Я молчу. Тяжелый разговор.

— Слушай, Бен. Это великолепное предложение. Ты великолепный редактор. «За линией» — великолепный журнал. Но я и трех предложений связать не могу, не злоупотребляя словом «великолепный». Найди лучше кого-нибудь другого.

— Бред какой-то. Все, что мне нужно, — это чтобы ты раз в неделю писал о спорте. Что-нибудь забавное, ироническое, даже язвительное, со свойственной тебе наблюдательностью.

— А как насчет какой-нибудь отвратительно написанной бредятины, не имеющей никакого отношения к спорту, но со свойственной мне занудливостью.

— Звучит многообещающе.

— Пойми, я не хочу работать. Мне нравится не работать. А больше всего мне нравится не работать на собственного брата.

— Так ты ж не на меня работать будешь, а со мной. Мы будем коллегами.

В трубке слышится короткий щелчок — это отключается Интерпол.

— Не знаю, Бен. Я подумываю о том, чтобы отправиться в путешествие на полгода…

— Да никуда ты не поедешь.

Очевидная справедливость этого не требующего доказательств утверждения обессмысливает любые попытки его оспорить. Всю свою сознательную жизнь я собирался отправиться в путешествие, в настоящее путешествие: Китай, Гренландия, Юго-Восточная Азия — но так никуда и не поехал. По мере того как слабеют мои доводы, я чувствую, что у меня рождается хитроумный план.
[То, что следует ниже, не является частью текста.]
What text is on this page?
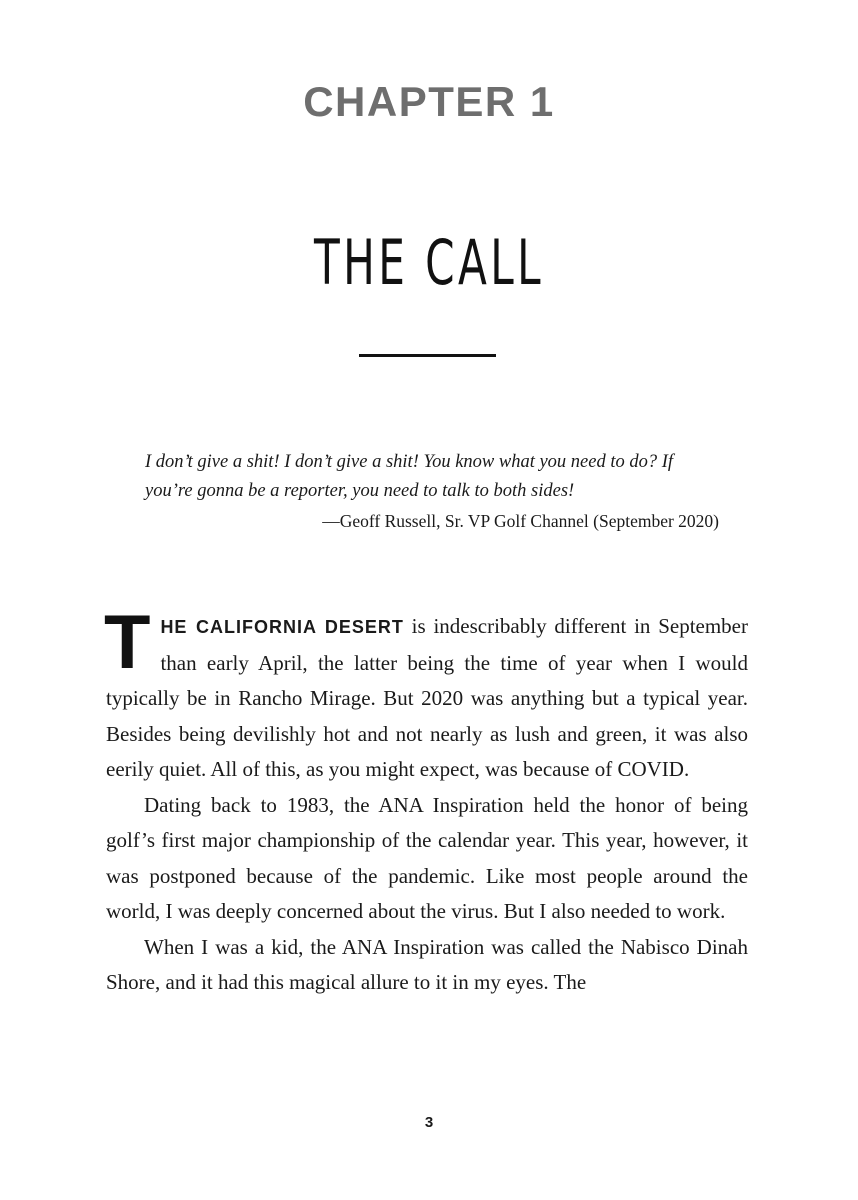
CHAPTER 1
THE CALL

I don’t give a shit! I don’t give a shit! You know what you need to do? If you’re gonna be a reporter, you need to talk to both sides!

—Geoff Russell, Sr. VP Golf Channel (September 2020)

THE CALIFORNIA DESERT is indescribably different in September than early April, the latter being the time of year when I would typically be in Rancho Mirage. But 2020 was anything but a typical year. Besides being devilishly hot and not nearly as lush and green, it was also eerily quiet. All of this, as you might expect, was because of COVID.

Dating back to 1983, the ANA Inspiration held the honor of being golf’s first major championship of the calendar year. This year, however, it was postponed because of the pandemic. Like most people around the world, I was deeply concerned about the virus. But I also needed to work.

When I was a kid, the ANA Inspiration was called the Nabisco Dinah Shore, and it had this magical allure to it in my eyes. The

3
— Слушай, — вдруг спрашивает Бен после короткого молчания, — может, зайдешь к нам сегодня вечером? Элис обещала что-нибудь приготовить.
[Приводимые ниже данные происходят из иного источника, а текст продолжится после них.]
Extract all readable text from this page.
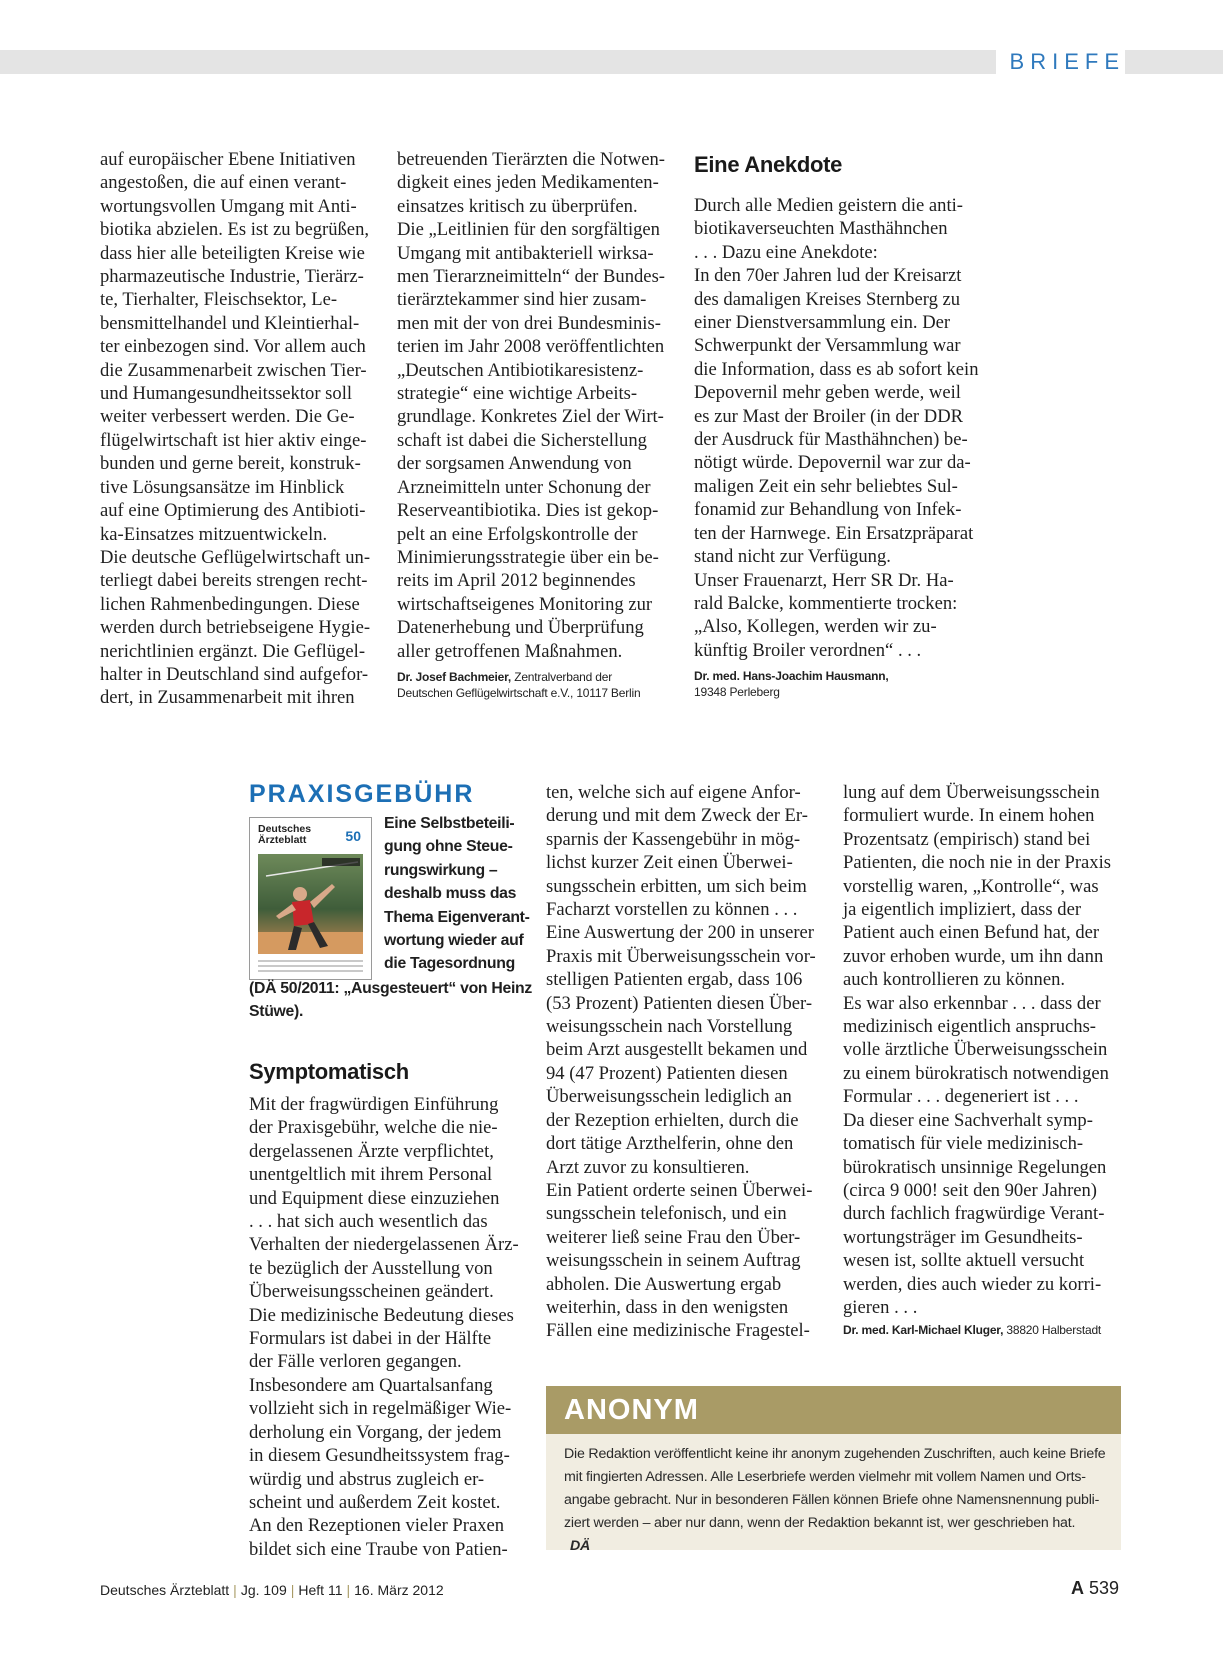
BRIEFE
auf europäischer Ebene Initiativen
angestoßen, die auf einen verant-
wortungsvollen Umgang mit Anti-
biotika abzielen. Es ist zu begrüßen,
dass hier alle beteiligten Kreise wie
pharmazeutische Industrie, Tierärz-
te, Tierhalter, Fleischsektor, Le-
bensmittelhandel und Kleintierhal-
ter einbezogen sind. Vor allem auch
die Zusammenarbeit zwischen Tier-
und Humangesundheitssektor soll
weiter verbessert werden. Die Ge-
flügelwirtschaft ist hier aktiv einge-
bunden und gerne bereit, konstruk-
tive Lösungsansätze im Hinblick
auf eine Optimierung des Antibioti-
ka-Einsatzes mitzuentwickeln.
Die deutsche Geflügelwirtschaft un-
terliegt dabei bereits strengen recht-
lichen Rahmenbedingungen. Diese
werden durch betriebseigene Hygie-
nerichtlinien ergänzt. Die Geflügel-
halter in Deutschland sind aufgefor-
dert, in Zusammenarbeit mit ihren
betreuenden Tierärzten die Notwen-
digkeit eines jeden Medikamenten-
einsatzes kritisch zu überprüfen.
Die „Leitlinien für den sorgfältigen
Umgang mit antibakteriell wirksa-
men Tierarzneimitteln“ der Bundes-
tierärztekammer sind hier zusam-
men mit der von drei Bundesminis-
terien im Jahr 2008 veröffentlichten
„Deutschen Antibiotikaresistenz-
strategie“ eine wichtige Arbeits-
grundlage. Konkretes Ziel der Wirt-
schaft ist dabei die Sicherstellung
der sorgsamen Anwendung von
Arzneimitteln unter Schonung der
Reserveantibiotika. Dies ist gekop-
pelt an eine Erfolgskontrolle der
Minimierungsstrategie über ein be-
reits im April 2012 beginnendes
wirtschaftseigenes Monitoring zur
Datenerhebung und Überprüfung
aller getroffenen Maßnahmen.
Dr. Josef Bachmeier, Zentralverband der
Deutschen Geflügelwirtschaft e.V., 10117 Berlin
Eine Anekdote
Durch alle Medien geistern die anti-
biotikaverseuchten Masthähnchen
. . . Dazu eine Anekdote:
In den 70er Jahren lud der Kreisarzt
des damaligen Kreises Sternberg zu
einer Dienstversammlung ein. Der
Schwerpunkt der Versammlung war
die Information, dass es ab sofort kein
Depovernil mehr geben werde, weil
es zur Mast der Broiler (in der DDR
der Ausdruck für Masthähnchen) be-
nötigt würde. Depovernil war zur da-
maligen Zeit ein sehr beliebtes Sul-
fonamid zur Behandlung von Infek-
ten der Harnwege. Ein Ersatzpräparat
stand nicht zur Verfügung.
Unser Frauenarzt, Herr SR Dr. Ha-
rald Balcke, kommentierte trocken:
„Also, Kollegen, werden wir zu-
künftig Broiler verordnen“ . . .
Dr. med. Hans-Joachim Hausmann,
19348 Perleberg
PRAXISGEBÜHR
Deutsches
Ärzteblatt	50
Eine Selbstbeteili-
gung ohne Steue-
rungswirkung –
deshalb muss das
Thema Eigenverant-
wortung wieder auf
die Tagesordnung
(DÄ 50/2011: „Ausgesteuert“ von Heinz
Stüwe).
Symptomatisch
Mit der fragwürdigen Einführung
der Praxisgebühr, welche die nie-
dergelassenen Ärzte verpflichtet,
unentgeltlich mit ihrem Personal
und Equipment diese einzuziehen
. . . hat sich auch wesentlich das
Verhalten der niedergelassenen Ärz-
te bezüglich der Ausstellung von
Überweisungsscheinen geändert.
Die medizinische Bedeutung dieses
Formulars ist dabei in der Hälfte
der Fälle verloren gegangen.
Insbesondere am Quartalsanfang
vollzieht sich in regelmäßiger Wie-
derholung ein Vorgang, der jedem
in diesem Gesundheitssystem frag-
würdig und abstrus zugleich er-
scheint und außerdem Zeit kostet.
An den Rezeptionen vieler Praxen
bildet sich eine Traube von Patien-
ten, welche sich auf eigene Anfor-
derung und mit dem Zweck der Er-
sparnis der Kassengebühr in mög-
lichst kurzer Zeit einen Überwei-
sungsschein erbitten, um sich beim
Facharzt vorstellen zu können . . .
Eine Auswertung der 200 in unserer
Praxis mit Überweisungsschein vor-
stelligen Patienten ergab, dass 106
(53 Prozent) Patienten diesen Über-
weisungsschein nach Vorstellung
beim Arzt ausgestellt bekamen und
94 (47 Prozent) Patienten diesen
Überweisungsschein lediglich an
der Rezeption erhielten, durch die
dort tätige Arzthelferin, ohne den
Arzt zuvor zu konsultieren.
Ein Patient orderte seinen Überwei-
sungsschein telefonisch, und ein
weiterer ließ seine Frau den Über-
weisungsschein in seinem Auftrag
abholen. Die Auswertung ergab
weiterhin, dass in den wenigsten
Fällen eine medizinische Fragestel-
lung auf dem Überweisungsschein
formuliert wurde. In einem hohen
Prozentsatz (empirisch) stand bei
Patienten, die noch nie in der Praxis
vorstellig waren, „Kontrolle“, was
ja eigentlich impliziert, dass der
Patient auch einen Befund hat, der
zuvor erhoben wurde, um ihn dann
auch kontrollieren zu können.
Es war also erkennbar . . . dass der
medizinisch eigentlich anspruchs-
volle ärztliche Überweisungsschein
zu einem bürokratisch notwendigen
Formular . . . degeneriert ist . . .
Da dieser eine Sachverhalt symp-
tomatisch für viele medizinisch-
bürokratisch unsinnige Regelungen
(circa 9 000! seit den 90er Jahren)
durch fachlich fragwürdige Verant-
wortungsträger im Gesundheits-
wesen ist, sollte aktuell versucht
werden, dies auch wieder zu korri-
gieren . . .
Dr. med. Karl-Michael Kluger, 38820 Halberstadt
ANONYM
Die Redaktion veröffentlicht keine ihr anonym zugehenden Zuschriften, auch keine Briefe
mit fingierten Adressen. Alle Leserbriefe werden vielmehr mit vollem Namen und Orts-
angabe gebracht. Nur in besonderen Fällen können Briefe ohne Namensnennung publi-
ziert werden – aber nur dann, wenn der Redaktion bekannt ist, wer geschrieben hat.
DÄ
Deutsches Ärzteblatt | Jg. 109 | Heft 11 | 16. März 2012	A 539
Выдерживаю паузу, давая понять, что у меня есть на сегодня планы. На самом деле, даже если бы мне предстоял эротический массаж в исполнении Кэтлин Тернер, я бы его отменил.

— Ну… я, вообще-то, собирался… Ладно, приду.

— Уверен? Можно перенести на следующую неделю.

— Это ни к чему. Я приду.

— Договорились. Тогда ждем тебя к половине девятого.

— Ладно, до встречи.

— Пока, блин.

— Давай, блин.

Кладу трубку. Моя душа медленно наполняется желтым газом счастья. Я встречусь с Элис. Я снова вижу свет, чувствую, как поднимается волна вдохновения, ощущаю радость, словно от забитого в дополнительное время гола, надежда растекается по моей душе, как растопленный маргарин по белоснежному хлебу. Тепло разливается по всему телу, вплоть до окоченевших пальцев ног. И тут я понимаю, что Иезавель вырвало прямо на меня.